A recent press release entitled “The Next Generation of Climate Models” by Per Nyberg Earth Sciences Segment Director, Cray Inc. , which was communicated by Timo Hameranta to his mailing group, is very informative with respect to the persistent and inappropriate focus of multi-decadal climate modeling on the atmospheric component of the climate system (Thanks Timo!). The news release has the statement,

“‘The heart of CCSM is weather modeling,’ says ORNL’s John Drake, chief computational scientist for the End Station effort. ‘But whereas the weather guys give up on their models after 15 days, we plow ahead for 100 years, and then take statistical averages. The statistical properties of that solution, linked with a variety of other processes, produces what we call climate.'”

Yet immediately before in the text it is stated that,

” CCSM is a ‘coupled’ climate model, meaning that it integrates various component models (ocean simulations, atmospheric simulations, ice sheet modeling, etc.) into a unified picture of the Earth’s climate system. To produce this unified view, the simulation must be designed so that each component model can influence and be influenced by other component models in the system. (For example, ocean models must be coupled with atmospheric models, because increases in sea surface temperature have an impact on tropical storms and El Niño events.) ”

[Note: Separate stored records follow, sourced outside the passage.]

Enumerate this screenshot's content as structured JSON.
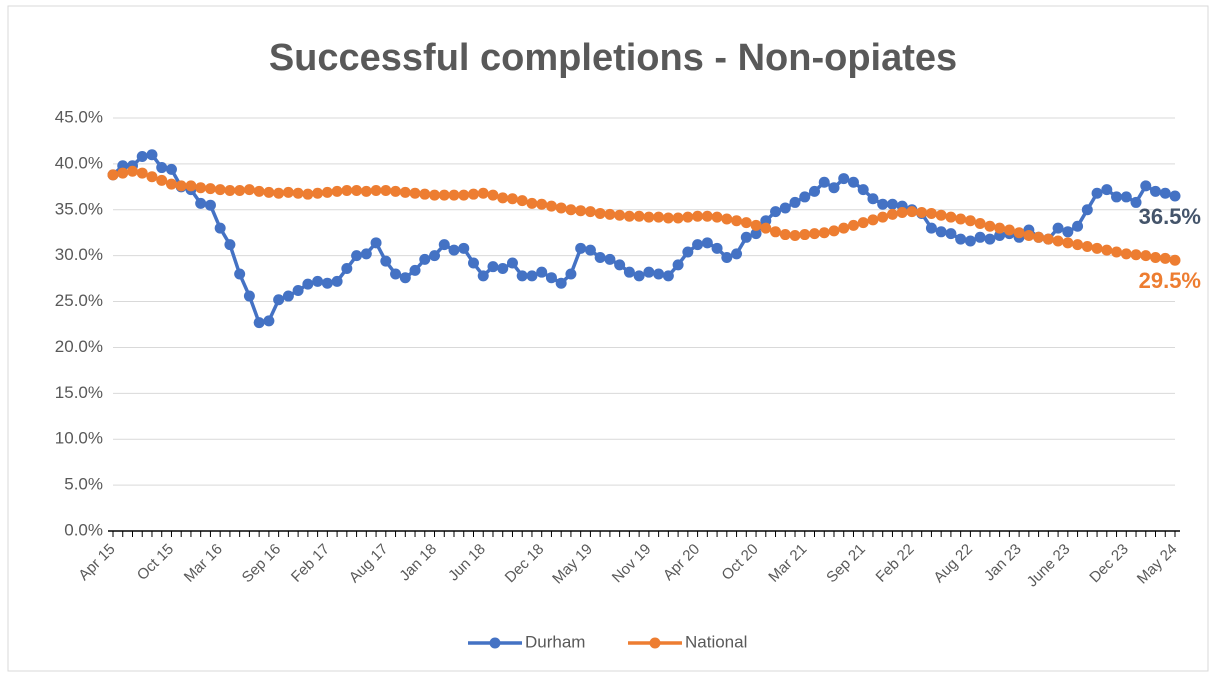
{
  "chart_data": {
    "type": "line",
    "title": "Successful completions - Non-opiates",
    "categories": [
      "Apr 15",
      null,
      null,
      null,
      null,
      null,
      "Oct 15",
      null,
      null,
      null,
      null,
      "Mar 16",
      null,
      null,
      null,
      null,
      null,
      "Sep 16",
      null,
      null,
      null,
      null,
      "Feb 17",
      null,
      null,
      null,
      null,
      null,
      "Aug 17",
      null,
      null,
      null,
      null,
      "Jan 18",
      null,
      null,
      null,
      null,
      "Jun 18",
      null,
      null,
      null,
      null,
      null,
      "Dec 18",
      null,
      null,
      null,
      null,
      "May 19",
      null,
      null,
      null,
      null,
      null,
      "Nov 19",
      null,
      null,
      null,
      null,
      "Apr 20",
      null,
      null,
      null,
      null,
      null,
      "Oct 20",
      null,
      null,
      null,
      null,
      "Mar 21",
      null,
      null,
      null,
      null,
      null,
      "Sep 21",
      null,
      null,
      null,
      null,
      "Feb 22",
      null,
      null,
      null,
      null,
      null,
      "Aug 22",
      null,
      null,
      null,
      null,
      "Jan 23",
      null,
      null,
      null,
      null,
      "June 23",
      null,
      null,
      null,
      null,
      null,
      "Dec 23",
      null,
      null,
      null,
      null,
      "May 24"
    ],
    "series": [
      {
        "name": "Durham",
        "color": "#4472c4",
        "label_color": "#44546a",
        "values": [
          38.8,
          39.8,
          39.8,
          40.8,
          41.0,
          39.6,
          39.4,
          37.5,
          37.2,
          35.7,
          35.5,
          33.0,
          31.2,
          28.0,
          25.6,
          22.7,
          22.9,
          25.2,
          25.6,
          26.2,
          26.9,
          27.2,
          27.0,
          27.2,
          28.6,
          30.0,
          30.2,
          31.4,
          29.4,
          28.0,
          27.6,
          28.4,
          29.6,
          30.0,
          31.2,
          30.6,
          30.8,
          29.2,
          27.8,
          28.8,
          28.6,
          29.2,
          27.8,
          27.8,
          28.2,
          27.6,
          27.0,
          28.0,
          30.8,
          30.6,
          29.8,
          29.6,
          29.0,
          28.2,
          27.8,
          28.2,
          28.0,
          27.8,
          29.0,
          30.4,
          31.2,
          31.4,
          30.8,
          29.8,
          30.2,
          32.0,
          32.4,
          33.8,
          34.8,
          35.2,
          35.8,
          36.4,
          37.0,
          38.0,
          37.4,
          38.4,
          38.0,
          37.2,
          36.2,
          35.6,
          35.6,
          35.4,
          35.0,
          34.6,
          33.0,
          32.6,
          32.4,
          31.8,
          31.6,
          32.0,
          31.8,
          32.2,
          32.4,
          32.0,
          32.8,
          32.0,
          31.8,
          33.0,
          32.6,
          33.2,
          35.0,
          36.8,
          37.2,
          36.4,
          36.4,
          35.8,
          37.6,
          37.0,
          36.8,
          36.5
        ],
        "value_labels": [
          null,
          null,
          null,
          null,
          null,
          null,
          null,
          null,
          null,
          null,
          null,
          null,
          null,
          null,
          null,
          null,
          null,
          null,
          null,
          null,
          null,
          null,
          null,
          null,
          null,
          null,
          null,
          null,
          null,
          null,
          null,
          null,
          null,
          null,
          null,
          null,
          null,
          null,
          null,
          null,
          null,
          null,
          null,
          null,
          null,
          null,
          null,
          null,
          null,
          null,
          null,
          null,
          null,
          null,
          null,
          null,
          null,
          null,
          null,
          null,
          null,
          null,
          null,
          null,
          null,
          null,
          null,
          null,
          null,
          null,
          null,
          null,
          null,
          null,
          null,
          null,
          null,
          null,
          null,
          null,
          null,
          null,
          null,
          null,
          null,
          null,
          null,
          null,
          null,
          null,
          null,
          null,
          null,
          null,
          null,
          null,
          null,
          null,
          null,
          null,
          null,
          null,
          null,
          null,
          null,
          null,
          null,
          null,
          null,
          "36.5%"
        ]
      },
      {
        "name": "National",
        "color": "#ed7d31",
        "label_color": "#ed7d31",
        "values": [
          38.8,
          39.0,
          39.2,
          39.0,
          38.6,
          38.2,
          37.8,
          37.6,
          37.6,
          37.4,
          37.3,
          37.2,
          37.1,
          37.1,
          37.2,
          37.0,
          36.9,
          36.8,
          36.9,
          36.8,
          36.7,
          36.8,
          36.9,
          37.0,
          37.1,
          37.1,
          37.0,
          37.1,
          37.1,
          37.0,
          36.9,
          36.8,
          36.7,
          36.6,
          36.6,
          36.6,
          36.6,
          36.7,
          36.8,
          36.6,
          36.3,
          36.2,
          36.0,
          35.7,
          35.6,
          35.4,
          35.2,
          35.0,
          34.9,
          34.8,
          34.6,
          34.5,
          34.4,
          34.3,
          34.3,
          34.2,
          34.2,
          34.1,
          34.1,
          34.2,
          34.3,
          34.3,
          34.2,
          34.0,
          33.8,
          33.6,
          33.3,
          33.0,
          32.6,
          32.3,
          32.2,
          32.3,
          32.4,
          32.5,
          32.7,
          33.0,
          33.3,
          33.6,
          33.9,
          34.2,
          34.5,
          34.7,
          34.8,
          34.7,
          34.6,
          34.4,
          34.2,
          34.0,
          33.8,
          33.5,
          33.2,
          33.0,
          32.8,
          32.5,
          32.2,
          32.0,
          31.8,
          31.6,
          31.4,
          31.2,
          31.0,
          30.8,
          30.6,
          30.4,
          30.2,
          30.1,
          30.0,
          29.8,
          29.7,
          29.5
        ],
        "value_labels": [
          null,
          null,
          null,
          null,
          null,
          null,
          null,
          null,
          null,
          null,
          null,
          null,
          null,
          null,
          null,
          null,
          null,
          null,
          null,
          null,
          null,
          null,
          null,
          null,
          null,
          null,
          null,
          null,
          null,
          null,
          null,
          null,
          null,
          null,
          null,
          null,
          null,
          null,
          null,
          null,
          null,
          null,
          null,
          null,
          null,
          null,
          null,
          null,
          null,
          null,
          null,
          null,
          null,
          null,
          null,
          null,
          null,
          null,
          null,
          null,
          null,
          null,
          null,
          null,
          null,
          null,
          null,
          null,
          null,
          null,
          null,
          null,
          null,
          null,
          null,
          null,
          null,
          null,
          null,
          null,
          null,
          null,
          null,
          null,
          null,
          null,
          null,
          null,
          null,
          null,
          null,
          null,
          null,
          null,
          null,
          null,
          null,
          null,
          null,
          null,
          null,
          null,
          null,
          null,
          null,
          null,
          null,
          null,
          null,
          "29.5%"
        ]
      }
    ],
    "ylim": [
      0,
      45
    ],
    "yticks": [
      {
        "value": 0,
        "label": "0.0%"
      },
      {
        "value": 5,
        "label": "5.0%"
      },
      {
        "value": 10,
        "label": "10.0%"
      },
      {
        "value": 15,
        "label": "15.0%"
      },
      {
        "value": 20,
        "label": "20.0%"
      },
      {
        "value": 25,
        "label": "25.0%"
      },
      {
        "value": 30,
        "label": "30.0%"
      },
      {
        "value": 35,
        "label": "35.0%"
      },
      {
        "value": 40,
        "label": "40.0%"
      },
      {
        "value": 45,
        "label": "45.0%"
      }
    ],
    "grid": true,
    "legend": "bottom"
  }
}
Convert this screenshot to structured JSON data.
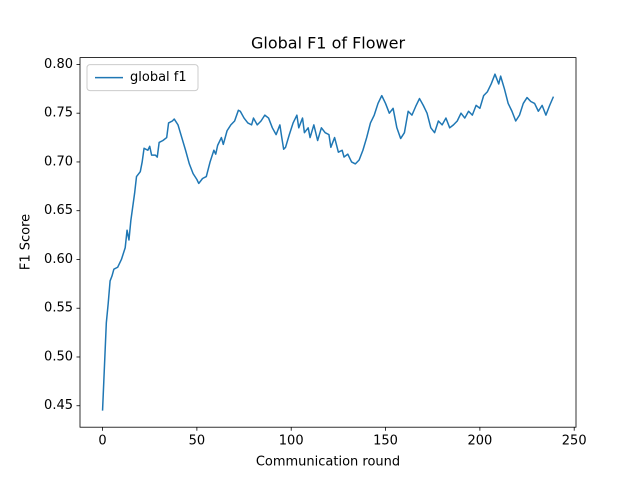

The contradictory perspectives presented in these two paragraphs clearly illustrate a continued myopic view of the climate system. To state that “The heart of CCSM is weather modeling” shows an incomplete understanding of the climate, as has been articulated, for example, in the 2005 National Research Council report. The climate system figure and some of the other text in the news release is well done, and agrees with the NRC perspective, but the message that the different earth system components of the land, atmosphere, ocean and cryosphere are equal partners in climate is not accurately articulated in the quote by John Drake.

We need to move beyond the view that the atmosphere is the driver of the climate system (i.e. its “heart”) and recognize the intimate nonlinear coupling between components of the climate system in which no one component is its “heart”.